Surely that voice belonged to someone he knew. He stood up in order to look out of the window and watched a middle-aged man pass by, holding a couple of straw bags and a pair of scales in one hand while calling out, “Any bags, newspapers, magazines?” It was definitely someone he knew, but at first he could not remember from where, the man’s name, or even what he used to do.

  “Ah! That’s it … it must be … really!”

  After a while he nodded. Just as the call for “glass bottles and soy sauce tins” was disappearing into an alley, Sŏ had remembered who it was.

  “My old comrade Major Kim … huh!”

  Kim had been a young officer, much younger than Sŏ, full of knowledge and talent and owner of a commanding voice that earned plentiful praise from their superiors. Even a couple of decades later there could be no mistaking that voice and figure. Sŏ was deeply moved when he thought of the young Kim and how he looked today; he put down his spoon and took several gulps of cold water.

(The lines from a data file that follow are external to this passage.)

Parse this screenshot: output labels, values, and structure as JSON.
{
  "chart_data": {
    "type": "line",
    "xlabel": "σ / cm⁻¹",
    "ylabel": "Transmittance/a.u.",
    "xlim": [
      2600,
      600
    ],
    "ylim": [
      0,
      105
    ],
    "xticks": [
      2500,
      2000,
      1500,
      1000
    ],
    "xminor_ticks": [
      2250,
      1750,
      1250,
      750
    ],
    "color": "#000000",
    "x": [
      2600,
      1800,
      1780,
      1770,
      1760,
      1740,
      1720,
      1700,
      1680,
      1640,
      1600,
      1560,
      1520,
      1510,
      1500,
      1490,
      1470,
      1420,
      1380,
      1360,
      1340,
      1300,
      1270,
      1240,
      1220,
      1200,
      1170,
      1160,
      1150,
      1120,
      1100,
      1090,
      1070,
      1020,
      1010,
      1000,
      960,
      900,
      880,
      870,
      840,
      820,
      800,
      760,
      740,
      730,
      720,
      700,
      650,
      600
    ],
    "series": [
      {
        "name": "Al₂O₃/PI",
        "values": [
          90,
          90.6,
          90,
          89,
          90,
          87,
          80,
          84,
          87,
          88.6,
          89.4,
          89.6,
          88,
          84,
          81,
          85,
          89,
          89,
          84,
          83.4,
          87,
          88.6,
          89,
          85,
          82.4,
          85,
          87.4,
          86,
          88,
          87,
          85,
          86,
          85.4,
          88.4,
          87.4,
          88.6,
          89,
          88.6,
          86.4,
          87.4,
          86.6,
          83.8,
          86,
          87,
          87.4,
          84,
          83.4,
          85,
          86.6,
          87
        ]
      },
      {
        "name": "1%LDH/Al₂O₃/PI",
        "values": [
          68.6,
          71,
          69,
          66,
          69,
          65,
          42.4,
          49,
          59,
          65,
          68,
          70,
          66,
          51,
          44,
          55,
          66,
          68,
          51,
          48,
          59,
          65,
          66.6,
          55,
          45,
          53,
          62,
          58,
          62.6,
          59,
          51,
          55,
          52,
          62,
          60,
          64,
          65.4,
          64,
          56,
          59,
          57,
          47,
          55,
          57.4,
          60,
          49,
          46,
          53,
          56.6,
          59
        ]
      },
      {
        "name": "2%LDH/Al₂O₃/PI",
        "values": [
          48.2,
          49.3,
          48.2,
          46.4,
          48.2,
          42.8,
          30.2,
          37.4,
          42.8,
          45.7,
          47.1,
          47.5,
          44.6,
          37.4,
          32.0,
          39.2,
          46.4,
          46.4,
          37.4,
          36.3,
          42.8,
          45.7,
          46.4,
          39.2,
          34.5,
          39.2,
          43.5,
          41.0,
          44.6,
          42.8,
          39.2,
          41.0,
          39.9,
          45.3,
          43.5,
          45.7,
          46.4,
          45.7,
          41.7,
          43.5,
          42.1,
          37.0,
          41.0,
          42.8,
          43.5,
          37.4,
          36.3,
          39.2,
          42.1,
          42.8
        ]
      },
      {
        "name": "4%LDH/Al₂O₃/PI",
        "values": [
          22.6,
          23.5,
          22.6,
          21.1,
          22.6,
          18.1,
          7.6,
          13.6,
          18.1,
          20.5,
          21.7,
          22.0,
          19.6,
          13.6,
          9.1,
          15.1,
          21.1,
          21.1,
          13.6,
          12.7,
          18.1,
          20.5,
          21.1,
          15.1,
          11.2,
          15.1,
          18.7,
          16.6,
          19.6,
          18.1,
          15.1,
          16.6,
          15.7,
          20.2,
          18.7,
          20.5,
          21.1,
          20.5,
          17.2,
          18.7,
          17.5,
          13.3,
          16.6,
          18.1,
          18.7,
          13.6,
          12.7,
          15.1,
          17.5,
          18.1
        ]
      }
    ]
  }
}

  And yet the feeling did not last as long as it might have done in the past, when he had been younger and stronger. He watched his second son, now in the final year of middle school, return home and his wife lightly count out the dark blue notes for the rice store employee who had come to collect payment, and he said to himself: “You just have to live, there’s no other way. Some people even have to hide their shame and wander around like that … ahem.”

  He was not lacking a certain pride in the fact that his position was fairly respectable compared to such desperate friends.